The National Science Foundation’s program solicitation for eight more Artificial Intelligence Institutes in 2021 leverages industry funding, datasets, software and expertise for the first time to accelerate research in opportune disciplines.
Industry’s involvement comes as NSF looks to identify new areas where AI research is needed, its original solicitation having spanned more than half of all states in terms of the organizations involved.
“We feel like we’re sort of at a point where the long history of NSF investment is positioning us to be able to make these center-scale investments that allow us to really accelerate advances in AI across foundations and use-inspired or more translational areas of AI,” Erwin Gianchandani, deputy assistant director for Computer and Information Science and Engineering (CISE) at NSF, told FedScoop.
NSF’s latest solicitation seeks institute proposals across eight thematic areas:
- human-AI interaction and collaboration,
- computer and network systems,
- dynamic systems,
- biology, and
- agriculture and food systems.
Those areas are not set in stone; rather the research community is expected to weigh in via its proposals on the most pressing opportunities
“We look for areas of national importance, places where AI research is ripe for progress at larger scale and longer timeframes,” said James Donlon, program director at NSF. “And we look for an assessment on the part of the research community at these areas — whether it be an area of AI or the intersection of AI with other sectors, disciplines, etc. — that those communities are ready to do research activities at that greater scale.”

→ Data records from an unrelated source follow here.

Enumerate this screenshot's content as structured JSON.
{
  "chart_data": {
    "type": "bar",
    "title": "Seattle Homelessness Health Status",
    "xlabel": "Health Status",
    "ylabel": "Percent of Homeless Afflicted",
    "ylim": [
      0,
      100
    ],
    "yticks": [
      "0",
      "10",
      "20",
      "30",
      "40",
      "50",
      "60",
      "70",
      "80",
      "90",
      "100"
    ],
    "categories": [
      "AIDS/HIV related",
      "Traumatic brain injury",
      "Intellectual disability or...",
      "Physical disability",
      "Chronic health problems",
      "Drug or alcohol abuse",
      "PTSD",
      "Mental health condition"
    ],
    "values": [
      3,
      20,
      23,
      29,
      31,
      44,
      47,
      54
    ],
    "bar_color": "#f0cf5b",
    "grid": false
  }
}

Program officers in the funding agencies will hold formal and informal discussions with research communities to refine the themes, beginning with a Sept. 21 webinar where NSF will go over the solicitation and answer questions.
While there are sure to be thematic gaps, the academic-led institutes are a multiyear endeavor, Gianchandani said.

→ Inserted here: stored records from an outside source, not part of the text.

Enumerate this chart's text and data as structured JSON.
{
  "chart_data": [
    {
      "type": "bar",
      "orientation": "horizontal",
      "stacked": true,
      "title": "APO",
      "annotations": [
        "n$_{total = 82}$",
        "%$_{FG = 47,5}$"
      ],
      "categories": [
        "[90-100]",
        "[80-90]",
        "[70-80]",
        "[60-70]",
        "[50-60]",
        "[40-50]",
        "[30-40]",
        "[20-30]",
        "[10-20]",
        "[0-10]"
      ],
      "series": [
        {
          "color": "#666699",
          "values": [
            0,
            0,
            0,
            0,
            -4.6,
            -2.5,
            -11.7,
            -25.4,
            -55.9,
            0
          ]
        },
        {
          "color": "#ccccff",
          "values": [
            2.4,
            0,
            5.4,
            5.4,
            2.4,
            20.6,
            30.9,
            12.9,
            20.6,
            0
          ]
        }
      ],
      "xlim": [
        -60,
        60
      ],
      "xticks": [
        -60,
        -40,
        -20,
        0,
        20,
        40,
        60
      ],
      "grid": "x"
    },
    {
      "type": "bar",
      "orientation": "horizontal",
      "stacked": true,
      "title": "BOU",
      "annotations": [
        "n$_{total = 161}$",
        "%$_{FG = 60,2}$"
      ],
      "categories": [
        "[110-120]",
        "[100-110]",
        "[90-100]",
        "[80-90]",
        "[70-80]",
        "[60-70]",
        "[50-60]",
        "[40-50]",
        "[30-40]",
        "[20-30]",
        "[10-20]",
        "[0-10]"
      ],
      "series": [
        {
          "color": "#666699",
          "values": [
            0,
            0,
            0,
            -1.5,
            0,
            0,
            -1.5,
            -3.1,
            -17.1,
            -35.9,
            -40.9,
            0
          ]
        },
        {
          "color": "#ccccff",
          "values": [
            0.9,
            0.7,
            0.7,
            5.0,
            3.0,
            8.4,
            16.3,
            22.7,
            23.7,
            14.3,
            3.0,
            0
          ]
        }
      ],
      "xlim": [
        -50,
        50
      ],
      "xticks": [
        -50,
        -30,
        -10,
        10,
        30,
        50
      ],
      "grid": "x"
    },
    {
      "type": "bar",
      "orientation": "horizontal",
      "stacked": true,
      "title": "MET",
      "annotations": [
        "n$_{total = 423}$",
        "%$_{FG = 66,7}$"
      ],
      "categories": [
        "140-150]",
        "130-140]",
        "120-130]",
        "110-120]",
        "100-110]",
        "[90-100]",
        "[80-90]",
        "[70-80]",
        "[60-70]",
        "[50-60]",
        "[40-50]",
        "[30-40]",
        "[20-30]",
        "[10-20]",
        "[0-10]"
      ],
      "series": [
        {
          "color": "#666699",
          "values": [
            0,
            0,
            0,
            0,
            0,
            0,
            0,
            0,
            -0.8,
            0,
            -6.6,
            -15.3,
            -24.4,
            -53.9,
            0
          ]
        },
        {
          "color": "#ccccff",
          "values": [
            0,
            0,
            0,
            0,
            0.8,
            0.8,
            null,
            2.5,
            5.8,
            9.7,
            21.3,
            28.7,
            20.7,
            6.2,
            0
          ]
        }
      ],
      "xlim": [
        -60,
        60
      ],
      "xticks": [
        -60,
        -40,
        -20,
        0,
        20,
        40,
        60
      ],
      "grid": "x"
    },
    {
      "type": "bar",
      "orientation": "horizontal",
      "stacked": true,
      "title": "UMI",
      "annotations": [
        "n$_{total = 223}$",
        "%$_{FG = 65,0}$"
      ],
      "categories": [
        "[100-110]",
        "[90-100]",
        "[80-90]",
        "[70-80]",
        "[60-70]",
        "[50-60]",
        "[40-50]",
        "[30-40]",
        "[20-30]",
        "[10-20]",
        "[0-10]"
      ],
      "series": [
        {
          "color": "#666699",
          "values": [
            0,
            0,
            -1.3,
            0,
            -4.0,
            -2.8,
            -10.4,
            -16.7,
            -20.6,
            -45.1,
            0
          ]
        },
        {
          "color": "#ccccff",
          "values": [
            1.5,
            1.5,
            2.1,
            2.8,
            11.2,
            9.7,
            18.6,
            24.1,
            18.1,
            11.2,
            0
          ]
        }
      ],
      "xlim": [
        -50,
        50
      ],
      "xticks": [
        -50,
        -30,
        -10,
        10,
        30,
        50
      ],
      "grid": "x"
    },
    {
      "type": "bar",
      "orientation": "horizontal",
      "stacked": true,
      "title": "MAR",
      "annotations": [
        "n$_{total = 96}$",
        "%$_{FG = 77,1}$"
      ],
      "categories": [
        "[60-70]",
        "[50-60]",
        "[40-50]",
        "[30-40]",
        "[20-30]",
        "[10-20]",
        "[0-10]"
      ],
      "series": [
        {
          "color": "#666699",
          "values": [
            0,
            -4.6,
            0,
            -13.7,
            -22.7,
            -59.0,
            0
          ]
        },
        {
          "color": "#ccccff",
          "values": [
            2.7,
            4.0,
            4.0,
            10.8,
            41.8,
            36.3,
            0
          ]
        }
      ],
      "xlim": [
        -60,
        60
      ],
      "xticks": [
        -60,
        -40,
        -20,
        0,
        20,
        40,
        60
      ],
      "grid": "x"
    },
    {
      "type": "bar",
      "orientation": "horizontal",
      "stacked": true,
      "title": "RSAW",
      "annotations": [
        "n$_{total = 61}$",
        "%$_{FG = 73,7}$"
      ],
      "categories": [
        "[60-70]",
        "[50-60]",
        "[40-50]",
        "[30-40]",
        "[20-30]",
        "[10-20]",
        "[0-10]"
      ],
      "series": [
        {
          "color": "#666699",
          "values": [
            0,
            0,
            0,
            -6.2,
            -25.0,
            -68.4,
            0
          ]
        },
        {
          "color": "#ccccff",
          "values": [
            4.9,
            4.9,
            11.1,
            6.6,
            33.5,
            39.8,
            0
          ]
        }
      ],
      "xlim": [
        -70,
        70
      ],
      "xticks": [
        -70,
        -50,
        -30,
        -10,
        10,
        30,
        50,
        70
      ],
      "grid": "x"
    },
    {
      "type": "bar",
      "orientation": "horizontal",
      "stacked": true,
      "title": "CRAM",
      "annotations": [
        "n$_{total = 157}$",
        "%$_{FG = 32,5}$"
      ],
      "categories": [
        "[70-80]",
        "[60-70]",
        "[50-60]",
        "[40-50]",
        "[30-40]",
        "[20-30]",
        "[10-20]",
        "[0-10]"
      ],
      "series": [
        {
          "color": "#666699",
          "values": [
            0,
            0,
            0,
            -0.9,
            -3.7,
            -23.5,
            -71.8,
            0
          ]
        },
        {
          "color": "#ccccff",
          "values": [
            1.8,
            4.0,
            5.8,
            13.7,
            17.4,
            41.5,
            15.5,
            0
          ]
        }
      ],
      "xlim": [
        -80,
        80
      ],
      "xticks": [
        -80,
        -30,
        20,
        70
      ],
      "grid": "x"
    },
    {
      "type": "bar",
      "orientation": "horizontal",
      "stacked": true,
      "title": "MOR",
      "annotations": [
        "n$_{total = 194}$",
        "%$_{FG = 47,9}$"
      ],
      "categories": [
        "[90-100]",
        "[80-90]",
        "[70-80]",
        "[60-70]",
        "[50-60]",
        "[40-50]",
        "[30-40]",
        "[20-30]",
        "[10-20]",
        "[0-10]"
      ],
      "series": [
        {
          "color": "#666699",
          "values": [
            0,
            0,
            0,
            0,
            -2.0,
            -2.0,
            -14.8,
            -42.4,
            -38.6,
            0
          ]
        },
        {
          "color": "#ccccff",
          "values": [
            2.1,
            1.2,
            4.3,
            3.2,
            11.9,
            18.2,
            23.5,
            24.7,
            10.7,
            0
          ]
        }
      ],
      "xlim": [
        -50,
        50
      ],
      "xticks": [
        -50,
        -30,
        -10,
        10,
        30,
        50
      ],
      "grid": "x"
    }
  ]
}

Google plans to provide $5 million to support the National AI Research Institute for Human-AI Interaction and Collaboration, as well as expertise and cloud support.
“The institute we are announcing with NSF will support interdisciplinary research on a variety of modes of interaction between people and AI—like speech, written language, visuals and gestures—and how to make these interactions more effective,” wrote Charina Chou, global policy lead for emerging technologies at Google.
Institutes generally spend the first quarter forming coalitions and creating strategy and implementation plans before becoming operational. Full functionality comes a year in, though institutes may vary, Donlon said.
The original institutes are addressing AI topics like trustworthiness, foundations of machine learning and robotics and intelligent agents.
Prior to NSF establishing the institutes, funding for AI came almost entirely from small-scale, project-oriented research advancing particular methods or applications. Industry techniques like reinforcement learning, which forms the basis of Netflix’s recommendations engine, have their roots in NSF-funded research.
Institutes take NSF’s AI research to the next level.
“Each one of these is a significant activity in its own right to catalyze education, to create a future AI-ready workforce and also to be nexus points for growing new partnerships,” Donlon said.